Accepted (lazy consensus) & implemented

Supercedes 14. Add storage policies for BlobStore

Context

James exposes a simple BlobStore API for storing raw data. However such raw data often vary in size and access patterns.

As an example:

Mailbox message headers are expected to be small and frequently accessed
Mailbox message body are expected to have sizes ranging from small to big but are unfrequently accessed
DeletedMessageVault message headers are expected to be small and unfrequently accessed

The access pattern of some of these kind of blobs does not fit Object Storage characteristics: good at storing big blobs, but it induces high latencies for reading small blobs. We observe latencies of around 50-100ms while Cassandra latency is of 4ms.

This gets some operations slow (for instance IMAP FETCH headers, or listing JMAP messages).

Decision

Implement a write through cache to have better read latency for smaller objects.

Such a cache needs to be distributed in order to be more efficient.

Given that we don't want to introduce new technologies, we will implement it using Cassandra.

The cache should be implemented as a key-value table on a dedicated ‘cache’ keyspace, with a replication factor of 1, and be queried with a consistency level of ONE.

We will leverage a configurable TTL as an eviction policy.
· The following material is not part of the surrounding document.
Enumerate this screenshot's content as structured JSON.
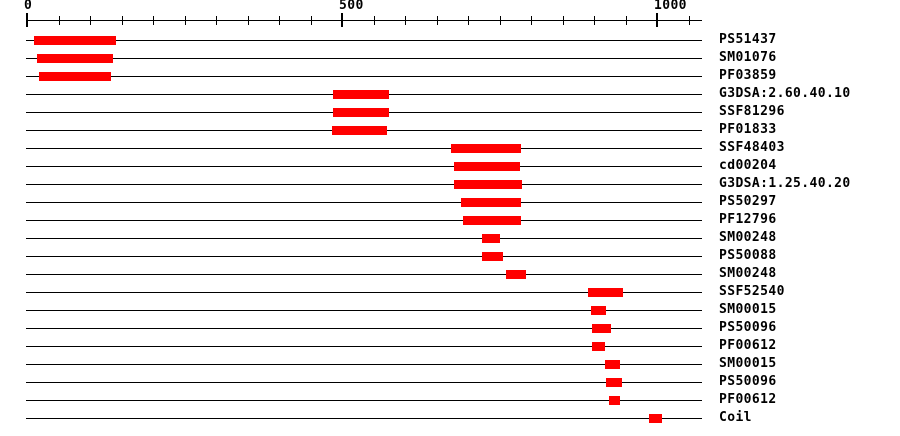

Cache will be populated upon writes and missed read, if the blob size is below a configurable threashold. We will use the TimeWindow compaction strategy.

Failure to read the cache, or cache miss will result in a read in the object storage.

Consequences

Metadata queries are expected not to query the object storage anymore.

Performance tests proved such strategies to be highly effective. We expect comparable performance improvements compared to an un-cached ObjectStorage blob store.

HybridBlobStore should be removed.

Alternatives

14. Add storage policies for BlobStore proposes to use the CassandraBlobStore to mimic a cache.

This solution needed further work as we decided to add an option to write all blobs to the object storage in order:

To get a centralized source of truth
Being able to instantly rollback Hybrid blob store adoption

See this pull request

With such a proposal there is no eviction policy. Also, the storage is done on the main keyspace with a high replication factor, and QUORUM consistency level (high cost).

To be noted, as cached entries are small, we can assume they are small enough to fit in a single Cassandra row. This is more optimized than the large blob handling through blobParts the CassandraBlobStore is doing.